We review the trial court’s ruling on the admission of evidence for an abuse of discretion. See Casey v. State , 215 S.W.3d 870, 879 (Tex. Crim. App. 2007). A trial court abuses its discretion if the ruling lies outside the zone of reasonable disagreement. Id. III. Analysis

Although it does not appear this court has addressed whether the Texas identification number appearing on a judgment of conviction, along with the defendant’s name, can sufficiently link a defendant to a prior conviction, several courts have answered the question affirmatively. See Barnes v. State , 585 S.W.3d 643, 650 (Tex. App.—Texarkana 2019) (sufficient link based on name and state identification number), rev’d on other grounds , No. PD-1072-19, 2021 WL 476483 (Tex. Crim. App. Feb. 10, 2021) (not designated for publication); see also Westbrook v. State , No. 10-18-00367-CR, 2021 WL 2252818, at *1 (Tex. App.— Waco May 26, 2021, no pet.) (mem. op., not designated for publication) (same); Gonzales v. State , No. 05-19-00719-CR, 2020 WL 1672554, at *3 (Tex. App.— Dallas Apr. 6, 2020, no pet.) (mem. op., not designated for publication) (same); Johnson v. State , No. 02-17-00382-CR, 2019 WL 4309171, at *10 (Tex. App.— Fort Worth Sept. 12, 2019, pet. ref’d) (mem. op., not designated for publication) (same).

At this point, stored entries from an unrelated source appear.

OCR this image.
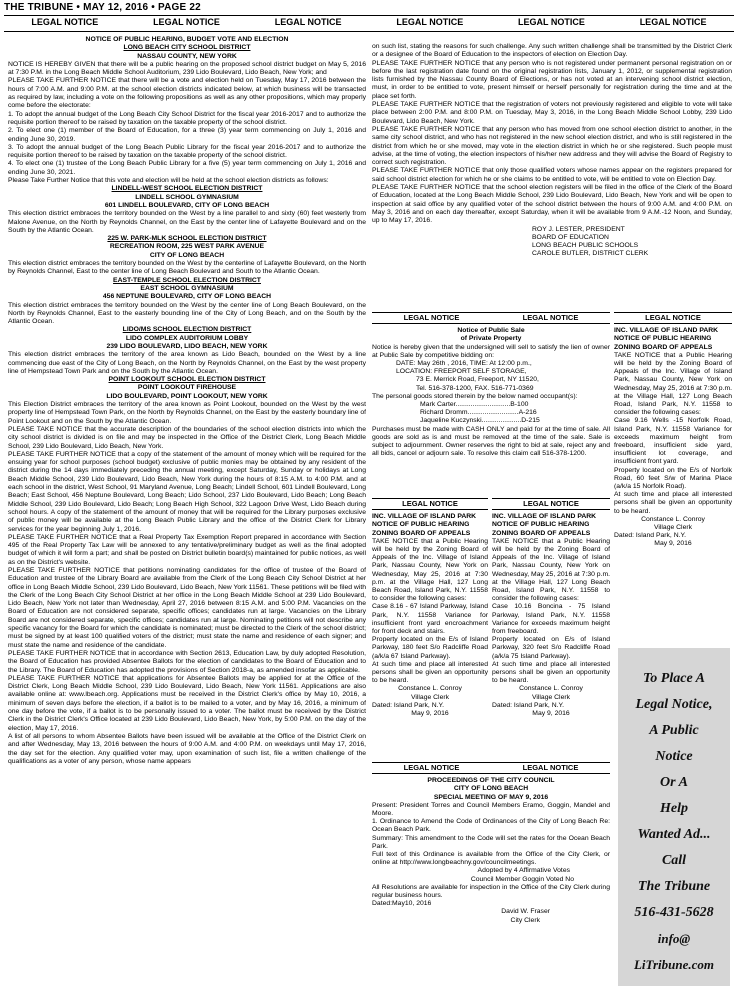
THE TRIBUNE • MAY 12, 2016 • PAGE 22
LEGAL NOTICE	LEGAL NOTICE	LEGAL NOTICE	LEGAL NOTICE	LEGAL NOTICE	LEGAL NOTICE

NOTICE OF PUBLIC HEARING, BUDGET VOTE AND ELECTION

LONG BEACH CITY SCHOOL DISTRICT

NASSAU COUNTY, NEW YORK

NOTICE IS HEREBY GIVEN that there will be a public hearing on the proposed school district budget on May 5, 2016 at 7:30 P.M. in the Long Beach Middle School Auditorium, 239 Lido Boulevard, Lido Beach, New York; and

PLEASE TAKE FURTHER NOTICE that there will be a vote and election held on Tuesday, May 17, 2016 between the hours of 7:00 A.M. and 9:00 P.M. at the school election districts indicated below, at which business will be transacted as required by law, including a vote on the following propositions as well as any other propositions, which may properly come before the electorate:

1. To adopt the annual budget of the Long Beach City School District for the fiscal year 2016-2017 and to authorize the requisite portion thereof to be raised by taxation on the taxable property of the school district.

2. To elect one (1) member of the Board of Education, for a three (3) year term commencing on July 1, 2016 and ending June 30, 2019.

3. To adopt the annual budget of the Long Beach Public Library for the fiscal year 2016-2017 and to authorize the requisite portion thereof to be raised by taxation on the taxable property of the school district.

4. To elect one (1) trustee of the Long Beach Public Library for a five (5) year term commencing on July 1, 2016 and ending June 30, 2021.

Please Take Further Notice that this vote and election will be held at the school election districts as follows:

LINDELL-WEST SCHOOL ELECTION DISTRICT

LINDELL SCHOOL GYMNASIUM

601 LINDELL BOULEVARD, CITY OF LONG BEACH

This election district embraces the territory bounded on the West by a line parallel to and sixty (60) feet westerly from Malone Avenue, on the North by Reynolds Channel, on the East by the center line of Lafayette Boulevard and on the South by the Atlantic Ocean.

225 W. PARK-MLK SCHOOL ELECTION DISTRICT

RECREATION ROOM, 225 WEST PARK AVENUE

CITY OF LONG BEACH

This election district embraces the territory bounded on the West by the centerline of Lafayette Boulevard, on the North by Reynolds Channel, East to the center line of Long Beach Boulevard and South to the Atlantic Ocean.

EAST-TEMPLE SCHOOL ELECTION DISTRICT

EAST SCHOOL GYMNASIUM

456 NEPTUNE BOULEVARD, CITY OF LONG BEACH

This election district embraces the territory bounded on the West by the center line of Long Beach Boulevard, on the North by Reynolds Channel, East to the easterly bounding line of the City of Long Beach, and on the South by the Atlantic Ocean.

LIDO/MS SCHOOL ELECTION DISTRICT

LIDO COMPLEX AUDITORIUM LOBBY

239 LIDO BOULEVARD, LIDO BEACH, NEW YORK

This election district embraces the territory of the area known as Lido Beach, bounded on the West by a line commencing due east of the City of Long Beach, on the North by Reynolds Channel, on the East by the west property line of Hempstead Town Park and on the South by the Atlantic Ocean.

POINT LOOKOUT SCHOOL ELECTION DISTRICT

POINT LOOKOUT FIREHOUSE

LIDO BOULEVARD, POINT LOOKOUT, NEW YORK

This Election District embraces the territory of the area known as Point Lookout, bounded on the West by the west property line of Hempstead Town Park, on the North by Reynolds Channel, on the East by the easterly boundary line of Point Lookout and on the South by the Atlantic Ocean.

PLEASE TAKE NOTICE that the accurate description of the boundaries of the school election districts into which the city school district is divided is on file and may be inspected in the Office of the District Clerk, Long Beach Middle School, 239 Lido Boulevard, Lido Beach, New York.

PLEASE TAKE FURTHER NOTICE that a copy of the statement of the amount of money which will be required for the ensuing year for school purposes (school budget) exclusive of public monies may be obtained by any resident of the district during the 14 days immediately preceding the annual meeting, except Saturday, Sunday or holidays at Long Beach Middle School, 239 Lido Boulevard, Lido Beach, New York during the hours of 8:15 A.M. to 4:00 P.M. and at each school in the district, West School, 91 Maryland Avenue, Long Beach; Lindell School, 601 Lindell Boulevard, Long Beach; East School, 456 Neptune Boulevard, Long Beach; Lido School, 237 Lido Boulevard, Lido Beach; Long Beach Middle School, 239 Lido Boulevard, Lido Beach; Long Beach High School, 322 Lagoon Drive West, Lido Beach during school hours. A copy of the statement of the amount of money that will be required for the Library purposes exclusive of public money will be available at the Long Beach Public Library and the office of the District Clerk for Library services for the year beginning July 1, 2016.

PLEASE TAKE FURTHER NOTICE that a Real Property Tax Exemption Report prepared in accordance with Section 495 of the Real Property Tax Law will be annexed to any tentative/preliminary budget as well as the final adopted budget of which it will form a part; and shall be posted on District bulletin board(s) maintained for public notices, as well as on the District's website.

PLEASE TAKE FURTHER NOTICE that petitions nominating candidates for the office of trustee of the Board of Education and trustee of the Library Board are available from the Clerk of the Long Beach City School District at her office in Long Beach Middle School, 239 Lido Boulevard, Lido Beach, New York 11561. These petitions will be filed with the Clerk of the Long Beach City School District at her office in the Long Beach Middle School at 239 Lido Boulevard, Lido Beach, New York not later than Wednesday, April 27, 2016 between 8:15 A.M. and 5:00 P.M. Vacancies on the Board of Education are not considered separate, specific offices; candidates run at large. Vacancies on the Library Board are not considered separate, specific offices; candidates run at large. Nominating petitions will not describe any specific vacancy for the Board for which the candidate is nominated; must be directed to the Clerk of the school district; must be signed by at least 100 qualified voters of the district; must state the name and residence of each signer; and must state the name and residence of the candidate.

PLEASE TAKE FURTHER NOTICE that in accordance with Section 2613, Education Law, by duly adopted Resolution, the Board of Education has provided Absentee Ballots for the election of candidates to the Board of Education and to the Library. The Board of Education has adopted the provisions of Section 2018-a, as amended insofar as applicable.

PLEASE TAKE FURTHER NOTICE that applications for Absentee Ballots may be applied for at the Office of the District Clerk, Long Beach Middle School, 239 Lido Boulevard, Lido Beach, New York 11561. Applications are also available online at: www.lbeach.org. Applications must be received in the District Clerk's office by May 10, 2016, a minimum of seven days before the election, if a ballot is to be mailed to a voter, and by May 16, 2016, a minimum of one day before the vote, if a ballot is to be personally issued to a voter. The ballot must be received by the District Clerk in the District Clerk's Office located at 239 Lido Boulevard, Lido Beach, New York, by 5:00 P.M. on the day of the election, May 17, 2016.

A list of all persons to whom Absentee Ballots have been issued will be available at the Office of the District Clerk on and after Wednesday, May 13, 2016 between the hours of 9:00 A.M. and 4:00 P.M. on weekdays until May 17, 2016, the day set for the election. Any qualified voter may, upon examination of such list, file a written challenge of the qualifications as a voter of any person, whose name appears

on such list, stating the reasons for such challenge. Any such written challenge shall be transmitted by the District Clerk or a designee of the Board of Education to the inspectors of election on Election Day.

PLEASE TAKE FURTHER NOTICE that any person who is not registered under permanent personal registration on or before the last registration date found on the original registration lists, January 1, 2012, or supplemental registration lists furnished by the Nassau County Board of Elections, or has not voted at an intervening school district election, must, in order to be entitled to vote, present himself or herself personally for registration during the time and at the place set forth.

PLEASE TAKE FURTHER NOTICE that the registration of voters not previously registered and eligible to vote will take place between 2:00 P.M. and 8:00 P.M. on Tuesday, May 3, 2016, in the Long Beach Middle School Lobby, 239 Lido Boulevard, Lido Beach, New York.

PLEASE TAKE FURTHER NOTICE that any person who has moved from one school election district to another, in the same city school district, and who has not registered in the new school election district, and who is still registered in the district from which he or she moved, may vote in the election district in which he or she registered. Such people must advise, at the time of voting, the election inspectors of his/her new address and they will advise the Board of Registry to correct such registration.

PLEASE TAKE FURTHER NOTICE that only those qualified voters whose names appear on the registers prepared for said school district election for which he or she claims to be entitled to vote, will be entitled to vote on Election Day.

PLEASE TAKE FURTHER NOTICE that the school election registers will be filed in the office of the Clerk of the Board of Education, located at the Long Beach Middle School, 239 Lido Boulevard, Lido Beach, New York and will be open to inspection at said office by any qualified voter of the school district between the hours of 9:00 A.M. and 4:00 P.M. on May 3, 2016 and on each day thereafter, except Saturday, when it will be available from 9 A.M.-12 Noon, and Sunday, up to May 17, 2016.

ROY J. LESTER, PRESIDENT
BOARD OF EDUCATION
LONG BEACH PUBLIC SCHOOLS
CAROLE BUTLER, DISTRICT CLERK
LEGAL NOTICE	LEGAL NOTICE

Notice of Public Sale

of Private Property

Notice is hereby given that the undersigned will sell to satisfy the lien of owner at Public Sale by competitive bidding on:

DATE: May 26th , 2016, TIME: At 12:00 p.m.,

LOCATION: FREEPORT SELF STORAGE,

73 E. Merrick Road, Freeport, NY 11520,

Tel. 516-378-1200, FAX. 516-771-0369

The personal goods stored therein by the below named occupant(s):

Mark Carter.............................B-100

Richard Dromm...........................A-216

Jaqueline Kuczynski.....................D-215

Purchases must be made with CASH ONLY and paid for at the time of sale. All goods are sold as is and must be removed at the time of the sale. Sale is subject to adjournment. Owner reserves the right to bid at sale, reject any and all bids, cancel or adjourn sale. To resolve this claim call 516-378-1200.

LEGAL NOTICE

INC. VILLAGE OF ISLAND PARK

NOTICE OF PUBLIC HEARING

ZONING BOARD OF APPEALS

TAKE NOTICE that a Public Hearing will be held by the Zoning Board of Appeals of the Inc. Village of Island Park, Nassau County, New York on Wednesday, May 25, 2016 at 7:30 p.m. at the Village Hall, 127 Long Beach Road, Island Park, N.Y. 11558 to consider the following cases:

Case 9.16 Wells -15 Norfolk Road, Island Park, N.Y. 11558 Variance for exceeds maximum height from freeboard, insufficient side yard, insufficient lot coverage, and insufficient front yard.

Property located on the E/s of Norfolk Road, 60 feet S/w of Marina Place (a/k/a 15 Norfolk Road).

At such time and place all interested persons shall be given an opportunity to be heard.

Constance L. Conroy

Village Clerk

Dated: Island Park, N.Y.

May 9, 2016

LEGAL NOTICE

INC. VILLAGE OF ISLAND PARK

NOTICE OF PUBLIC HEARING

ZONING BOARD OF APPEALS

TAKE NOTICE that a Public Hearing will be held by the Zoning Board of Appeals of the Inc. Village of Island Park, Nassau County, New York on Wednesday, May 25, 2016 at 7:30 p.m. at the Village Hall, 127 Long Beach Road, Island Park, N.Y. 11558 to consider the following cases:

Case 8.16 - 67 Island Parkway, Island Park, N.Y. 11558 Variance for insufficient front yard encroachment for front deck and stairs.

Property located on the E/s of Island Parkway, 180 feet S/o Radcliffe Road (a/k/a 67 Island Parkway).

At such time and place all interested persons shall be given an opportunity to be heard.

Constance L. Conroy

Village Clerk

Dated: Island Park, N.Y.

May 9, 2016

LEGAL NOTICE

INC. VILLAGE OF ISLAND PARK

NOTICE OF PUBLIC HEARING

ZONING BOARD OF APPEALS

TAKE NOTICE that a Public Hearing will be held by the Zoning Board of Appeals of the Inc. Village of Island Park, Nassau County, New York on Wednesday, May 25, 2016 at 7:30 p.m. at the Village Hall, 127 Long Beach Road, Island Park, N.Y. 11558 to consider the following cases:

Case 10.16 Boncina - 75 Island Parkway, Island Park, N.Y. 11558 Variance for exceeds maximum height from freeboard.

Property located on E/s of Island Parkway, 320 feet S/o Radcliffe Road (a/k/a 75 Island Parkway).

At such time and place all interested persons shall be given an opportunity to be heard.

Constance L. Conroy

Village Clerk

Dated: Island Park, N.Y.

May 9, 2016

LEGAL NOTICE	LEGAL NOTICE

PROCEEDINGS OF THE CITY COUNCIL

CITY OF LONG BEACH

SPECIAL MEETING OF MAY 9, 2016

Present: President Torres and Council Members Eramo, Goggin, Mandel and Moore.

1. Ordinance to Amend the Code of Ordinances of the City of Long Beach Re: Ocean Beach Park.

Summary: This amendment to the Code will set the rates for the Ocean Beach Park.

Full text of this Ordinance is available from the Office of the City Clerk, or online at http://www.longbeachny.gov/councilmeetings.

Adopted by 4 Affirmative Votes

Council Member Goggin Voted No

All Resolutions are available for inspection in the Office of the City Clerk during regular business hours.

Dated:May10, 2016

David W. Fraser

City Clerk

To Place A
Legal Notice,
A Public
Notice
Or A
Help
Wanted Ad...
Call
The Tribune
516-431-5628
info@
LiTribune.com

Several of these decisions are unpublished, but we cite them for illustrative and comparative purposes rather than as precedent. See Roberson v. State , 420 S.W.3d 832, 837 (Tex. Crim. App. 2013). Their rationale is sound. We hold that orders and judgments of convictions containing a Texas state identification number, coupled with testimony that the number is “unique” to a defendant’s criminal record, provides sufficient basis for the fact finder to link the defendant to prior convictions for purposes of proving a defendant’s criminal history under Article 37.07, § 3(a)(1). See Barnes , 585 S.W.3d at 650; cf. Ex parte Warren , 353 S.W.3d 490, 495 (Tex. Crim. App. 2011) (reasoning, “[m]ost importantly,” that convictions described in documents could be linked to the defendant because the documents contained the same “FBI number,” which is a “‘unique identifier’ that cannot be assigned to another person and is reliable in identifying an individual in criminal investigations”).

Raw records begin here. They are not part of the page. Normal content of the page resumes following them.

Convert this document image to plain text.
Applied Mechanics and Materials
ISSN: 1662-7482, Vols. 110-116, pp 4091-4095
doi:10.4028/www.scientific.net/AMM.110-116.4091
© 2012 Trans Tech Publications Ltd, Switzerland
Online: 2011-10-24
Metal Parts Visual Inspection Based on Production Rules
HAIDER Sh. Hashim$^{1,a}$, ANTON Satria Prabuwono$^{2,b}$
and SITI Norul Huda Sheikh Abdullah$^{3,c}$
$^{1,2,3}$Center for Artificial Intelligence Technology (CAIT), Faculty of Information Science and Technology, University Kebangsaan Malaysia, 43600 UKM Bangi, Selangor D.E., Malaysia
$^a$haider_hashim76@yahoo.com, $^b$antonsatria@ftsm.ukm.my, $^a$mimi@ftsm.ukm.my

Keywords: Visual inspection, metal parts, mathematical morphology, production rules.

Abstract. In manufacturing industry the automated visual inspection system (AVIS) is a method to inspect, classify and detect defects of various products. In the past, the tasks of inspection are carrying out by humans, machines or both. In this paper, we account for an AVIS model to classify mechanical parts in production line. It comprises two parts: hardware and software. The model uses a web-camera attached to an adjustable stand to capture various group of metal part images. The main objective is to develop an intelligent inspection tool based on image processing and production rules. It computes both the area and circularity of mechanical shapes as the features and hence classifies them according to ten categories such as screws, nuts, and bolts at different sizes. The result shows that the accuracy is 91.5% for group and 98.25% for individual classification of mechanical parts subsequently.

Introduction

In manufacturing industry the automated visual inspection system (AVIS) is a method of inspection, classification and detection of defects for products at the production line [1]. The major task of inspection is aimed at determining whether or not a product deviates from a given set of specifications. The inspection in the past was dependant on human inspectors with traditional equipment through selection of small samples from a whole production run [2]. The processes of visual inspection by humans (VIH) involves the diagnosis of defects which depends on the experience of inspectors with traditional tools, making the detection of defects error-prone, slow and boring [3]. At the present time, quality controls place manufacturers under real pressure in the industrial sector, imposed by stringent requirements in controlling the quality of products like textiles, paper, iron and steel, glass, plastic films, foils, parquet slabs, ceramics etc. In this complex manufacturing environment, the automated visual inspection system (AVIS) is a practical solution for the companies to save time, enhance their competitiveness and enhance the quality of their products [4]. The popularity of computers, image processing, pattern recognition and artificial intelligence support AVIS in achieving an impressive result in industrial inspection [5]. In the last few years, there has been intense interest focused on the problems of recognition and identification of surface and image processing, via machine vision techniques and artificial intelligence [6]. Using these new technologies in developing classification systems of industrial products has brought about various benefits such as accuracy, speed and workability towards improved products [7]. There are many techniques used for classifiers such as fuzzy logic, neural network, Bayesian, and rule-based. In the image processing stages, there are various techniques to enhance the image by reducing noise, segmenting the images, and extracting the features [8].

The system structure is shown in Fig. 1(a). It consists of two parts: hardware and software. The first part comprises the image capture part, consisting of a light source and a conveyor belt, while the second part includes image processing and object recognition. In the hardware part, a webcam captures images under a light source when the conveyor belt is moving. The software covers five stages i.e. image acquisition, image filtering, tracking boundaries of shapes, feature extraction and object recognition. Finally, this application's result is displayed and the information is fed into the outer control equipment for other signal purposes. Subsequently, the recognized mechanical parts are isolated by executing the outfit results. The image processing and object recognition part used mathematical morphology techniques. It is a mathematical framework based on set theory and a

Accordingly, the trial court did not abuse its discretion by admitting the three exhibits containing appellant’s name and unique state identification number for purposes of proving his criminal record. [1] IV. Conclusion

Appellant’s sole issue is overruled. The trial court’s judgment is affirmed. /s/ Ken Wise Justice Panel consists of Justices Wise, Poissant, and Wilson. Publish — Tex. R. App. P. 47.2(b)


[1] Moreover, we note that the drug offense depicted in Exhibit No. 2 was further linked to appellant through the testimony of several witnesses—a police officer described arresting appellant on the date of the offense for the same offense, and appellant’s girlfriend witnessed him being placed on deferred adjudication for a drug offense in front of the judge named in the judgment in the same year as the judgment.